Data shows that Safaricom, Equity Bank, KCB, East African Breweries Ltd and Co-operative Bank controlled over 87 percent of the total market capitalization for the three months ended March 31 this year, with foreign investors accounting for over 54 percent of market activity during the year dominated Same period.

secret of resilience

“This reflects the risk posed by increased capital outflows, which require Kenyan industry to be more strategic in raising the profile of local investors. This has allowed countries like China and the US to remain resilient over the years,” according to the CMA.

The regulations also propose electronic IPOs when conducted in whole or in part via the internet or other electronic or automated means or media, when investors subscribe to the securities offering by submitting applications electronically, or when the applications and allotments are processed and completed electronically, in whole or in part partially;

In 2019, the central bank said the main risks to Kenya’s stock market were high concentration by the top five companies and foreign investors, low liquidity, low product acceptance, and political and economic risks.

CBK, in its Financial Stability Report (2019), also attributed the stock market’s poor performance to weak corporate governance in some listed companies, which have made losses that have then been delisted and/or placed under receivership.

In 2019, the top five companies by market capitalization accounted for 70.9 percent, compared with 65.8 percent in 2018, while foreign investors accounted for 68.6 percent of total stock turnover in 2019, compared with 63.3 percent in 2018.

East African stock exchanges are rushing to set up investment clinics to lure companies into the stock markets and end the IPO drought.
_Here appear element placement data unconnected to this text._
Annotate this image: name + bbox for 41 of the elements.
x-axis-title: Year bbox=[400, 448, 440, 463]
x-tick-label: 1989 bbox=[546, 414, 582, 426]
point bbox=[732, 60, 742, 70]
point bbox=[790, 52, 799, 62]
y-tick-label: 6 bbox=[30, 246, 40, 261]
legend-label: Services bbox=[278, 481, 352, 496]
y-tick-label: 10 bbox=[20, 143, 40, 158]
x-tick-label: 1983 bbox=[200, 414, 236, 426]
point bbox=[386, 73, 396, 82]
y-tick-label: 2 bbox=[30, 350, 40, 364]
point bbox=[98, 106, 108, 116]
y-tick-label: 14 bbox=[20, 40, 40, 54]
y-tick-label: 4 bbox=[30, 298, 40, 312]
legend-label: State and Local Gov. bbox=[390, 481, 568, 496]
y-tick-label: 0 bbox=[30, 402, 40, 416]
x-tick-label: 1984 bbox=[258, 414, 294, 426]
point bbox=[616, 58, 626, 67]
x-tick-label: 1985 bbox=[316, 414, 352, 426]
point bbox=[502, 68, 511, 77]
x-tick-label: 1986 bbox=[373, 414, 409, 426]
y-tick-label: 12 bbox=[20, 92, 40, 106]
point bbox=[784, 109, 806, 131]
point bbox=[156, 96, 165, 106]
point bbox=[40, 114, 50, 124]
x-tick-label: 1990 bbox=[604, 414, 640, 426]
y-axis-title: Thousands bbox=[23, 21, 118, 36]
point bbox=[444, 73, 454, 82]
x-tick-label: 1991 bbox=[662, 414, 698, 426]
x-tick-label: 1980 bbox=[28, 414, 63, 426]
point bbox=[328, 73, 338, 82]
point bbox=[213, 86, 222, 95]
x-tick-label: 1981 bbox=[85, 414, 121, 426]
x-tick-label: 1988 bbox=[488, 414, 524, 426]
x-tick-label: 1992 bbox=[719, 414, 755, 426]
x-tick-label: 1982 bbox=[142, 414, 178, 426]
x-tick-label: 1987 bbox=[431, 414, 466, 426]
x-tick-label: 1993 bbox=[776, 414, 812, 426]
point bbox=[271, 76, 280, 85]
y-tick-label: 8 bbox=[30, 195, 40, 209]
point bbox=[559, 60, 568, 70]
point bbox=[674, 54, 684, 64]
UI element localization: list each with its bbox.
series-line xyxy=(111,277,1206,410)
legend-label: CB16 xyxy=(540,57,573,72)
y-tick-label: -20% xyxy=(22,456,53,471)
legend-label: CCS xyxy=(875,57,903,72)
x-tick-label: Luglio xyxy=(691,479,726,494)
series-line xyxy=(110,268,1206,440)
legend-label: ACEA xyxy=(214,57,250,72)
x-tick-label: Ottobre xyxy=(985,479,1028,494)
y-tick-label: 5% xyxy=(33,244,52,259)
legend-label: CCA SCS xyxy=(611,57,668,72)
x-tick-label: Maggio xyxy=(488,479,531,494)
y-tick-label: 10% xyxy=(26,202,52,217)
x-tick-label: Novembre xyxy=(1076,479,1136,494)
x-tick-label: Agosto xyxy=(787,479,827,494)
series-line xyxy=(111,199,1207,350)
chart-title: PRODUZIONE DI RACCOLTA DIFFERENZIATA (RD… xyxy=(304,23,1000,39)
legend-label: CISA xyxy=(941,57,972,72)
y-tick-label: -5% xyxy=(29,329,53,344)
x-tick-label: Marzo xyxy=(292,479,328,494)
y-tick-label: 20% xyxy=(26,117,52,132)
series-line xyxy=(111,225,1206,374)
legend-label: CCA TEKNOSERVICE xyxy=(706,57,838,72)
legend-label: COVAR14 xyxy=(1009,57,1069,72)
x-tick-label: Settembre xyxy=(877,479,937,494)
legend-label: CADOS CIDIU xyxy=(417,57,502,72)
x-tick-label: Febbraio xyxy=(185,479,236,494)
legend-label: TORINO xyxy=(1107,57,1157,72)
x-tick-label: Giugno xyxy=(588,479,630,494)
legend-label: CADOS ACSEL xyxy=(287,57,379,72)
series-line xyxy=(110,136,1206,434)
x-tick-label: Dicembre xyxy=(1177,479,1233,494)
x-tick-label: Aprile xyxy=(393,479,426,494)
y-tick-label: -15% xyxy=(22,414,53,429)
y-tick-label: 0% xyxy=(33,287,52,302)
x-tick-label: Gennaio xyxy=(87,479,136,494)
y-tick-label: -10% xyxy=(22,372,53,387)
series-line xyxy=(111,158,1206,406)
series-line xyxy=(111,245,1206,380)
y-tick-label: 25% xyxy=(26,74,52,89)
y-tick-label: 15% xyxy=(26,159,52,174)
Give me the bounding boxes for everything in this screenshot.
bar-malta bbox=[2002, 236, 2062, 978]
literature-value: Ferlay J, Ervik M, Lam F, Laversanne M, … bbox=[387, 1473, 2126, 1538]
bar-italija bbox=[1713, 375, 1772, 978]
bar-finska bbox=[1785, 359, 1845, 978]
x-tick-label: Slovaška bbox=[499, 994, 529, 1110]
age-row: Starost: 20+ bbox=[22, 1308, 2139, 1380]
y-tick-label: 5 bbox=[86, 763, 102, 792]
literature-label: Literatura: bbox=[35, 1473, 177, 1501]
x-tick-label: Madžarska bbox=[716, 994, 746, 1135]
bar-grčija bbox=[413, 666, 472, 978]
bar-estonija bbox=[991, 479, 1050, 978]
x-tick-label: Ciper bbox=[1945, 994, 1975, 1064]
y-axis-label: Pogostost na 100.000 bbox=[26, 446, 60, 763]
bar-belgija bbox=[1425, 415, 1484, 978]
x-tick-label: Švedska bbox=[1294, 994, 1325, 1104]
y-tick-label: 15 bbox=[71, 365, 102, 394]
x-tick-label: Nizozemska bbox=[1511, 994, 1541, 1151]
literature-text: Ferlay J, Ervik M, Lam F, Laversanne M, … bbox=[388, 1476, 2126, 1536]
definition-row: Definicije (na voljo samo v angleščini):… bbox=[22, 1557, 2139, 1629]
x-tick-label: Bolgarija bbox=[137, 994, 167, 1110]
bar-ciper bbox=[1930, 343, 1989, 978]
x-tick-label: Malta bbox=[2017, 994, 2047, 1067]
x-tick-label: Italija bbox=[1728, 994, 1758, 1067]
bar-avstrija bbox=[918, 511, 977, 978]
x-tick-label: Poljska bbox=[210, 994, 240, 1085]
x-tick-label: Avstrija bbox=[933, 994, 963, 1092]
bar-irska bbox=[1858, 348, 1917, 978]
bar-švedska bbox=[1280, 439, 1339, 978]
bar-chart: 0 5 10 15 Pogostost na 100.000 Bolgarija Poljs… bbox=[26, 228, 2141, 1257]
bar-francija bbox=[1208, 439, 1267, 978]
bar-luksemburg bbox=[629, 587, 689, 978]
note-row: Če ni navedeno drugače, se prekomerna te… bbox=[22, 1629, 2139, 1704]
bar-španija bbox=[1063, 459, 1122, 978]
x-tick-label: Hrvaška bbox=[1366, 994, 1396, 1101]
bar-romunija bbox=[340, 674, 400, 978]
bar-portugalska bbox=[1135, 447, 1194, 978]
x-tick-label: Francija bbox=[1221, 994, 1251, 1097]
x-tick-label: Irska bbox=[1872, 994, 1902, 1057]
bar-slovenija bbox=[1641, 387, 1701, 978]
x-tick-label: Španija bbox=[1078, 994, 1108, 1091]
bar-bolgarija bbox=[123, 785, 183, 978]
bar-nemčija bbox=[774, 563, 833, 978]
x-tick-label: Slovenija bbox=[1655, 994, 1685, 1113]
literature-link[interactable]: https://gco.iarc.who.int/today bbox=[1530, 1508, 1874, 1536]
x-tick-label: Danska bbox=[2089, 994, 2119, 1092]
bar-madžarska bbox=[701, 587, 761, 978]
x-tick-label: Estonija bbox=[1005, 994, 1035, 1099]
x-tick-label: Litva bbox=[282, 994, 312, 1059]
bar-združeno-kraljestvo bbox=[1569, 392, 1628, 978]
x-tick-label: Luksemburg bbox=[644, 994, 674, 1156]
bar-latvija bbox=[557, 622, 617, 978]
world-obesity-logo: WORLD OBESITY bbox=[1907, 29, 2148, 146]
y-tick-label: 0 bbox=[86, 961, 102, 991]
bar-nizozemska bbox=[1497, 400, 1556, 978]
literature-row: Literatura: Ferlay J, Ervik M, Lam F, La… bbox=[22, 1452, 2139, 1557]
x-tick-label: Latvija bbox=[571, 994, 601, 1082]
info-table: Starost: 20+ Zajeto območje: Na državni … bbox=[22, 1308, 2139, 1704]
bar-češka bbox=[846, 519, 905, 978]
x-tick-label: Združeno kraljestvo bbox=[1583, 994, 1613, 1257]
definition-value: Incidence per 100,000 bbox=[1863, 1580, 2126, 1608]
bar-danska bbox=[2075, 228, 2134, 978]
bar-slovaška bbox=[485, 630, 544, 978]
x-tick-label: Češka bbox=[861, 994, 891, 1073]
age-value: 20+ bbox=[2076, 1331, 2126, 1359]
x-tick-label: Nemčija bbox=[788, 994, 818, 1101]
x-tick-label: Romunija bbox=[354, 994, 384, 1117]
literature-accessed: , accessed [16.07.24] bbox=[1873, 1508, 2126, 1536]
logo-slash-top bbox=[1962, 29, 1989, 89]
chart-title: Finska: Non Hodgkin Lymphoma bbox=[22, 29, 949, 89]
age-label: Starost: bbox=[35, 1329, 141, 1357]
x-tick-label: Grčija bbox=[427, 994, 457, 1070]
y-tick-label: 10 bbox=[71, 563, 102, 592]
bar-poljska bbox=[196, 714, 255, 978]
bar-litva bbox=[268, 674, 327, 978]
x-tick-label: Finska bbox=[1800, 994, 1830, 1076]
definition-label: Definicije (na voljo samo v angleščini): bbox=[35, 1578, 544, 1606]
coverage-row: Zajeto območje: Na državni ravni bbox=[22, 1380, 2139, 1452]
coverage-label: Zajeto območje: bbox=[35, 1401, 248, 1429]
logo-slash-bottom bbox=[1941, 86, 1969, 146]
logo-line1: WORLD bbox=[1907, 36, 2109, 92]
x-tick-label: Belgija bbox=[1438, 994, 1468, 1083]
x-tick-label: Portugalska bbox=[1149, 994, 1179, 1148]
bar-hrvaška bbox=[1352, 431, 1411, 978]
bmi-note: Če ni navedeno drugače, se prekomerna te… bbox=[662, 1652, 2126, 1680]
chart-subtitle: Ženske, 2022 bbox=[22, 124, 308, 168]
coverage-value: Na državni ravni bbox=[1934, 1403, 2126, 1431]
Last year, the Dar es Salaam Stock Exchange joined the NSE and the Rwanda Stock Exchange to implement capacity building and training programs for small and medium-sized businesses with aspirations to raise capital on the stock exchange.

In August last year, the DSE launched and began implementing the DSE Enterprise Acceleration Program (DEAP) called the “Endeleza Project”, which aims, among other things, to create a database of potential underwriting and exchange companies where they can receive training strategic planning, bookkeeping and accounting, administration, human resources and financial management

In October 2020, the RSE launched the Capital Market Investment Clinic to help SMEs prepare for raising capital on the stock exchange.

In Kenya, the NSE, in cooperation with the Kenya Association of Stockbrokers and Investments Banks, launched a similar incubation program called “Ibuka” in December 2018 to prepare and persuade potential issuers to raise capital through the stock exchange.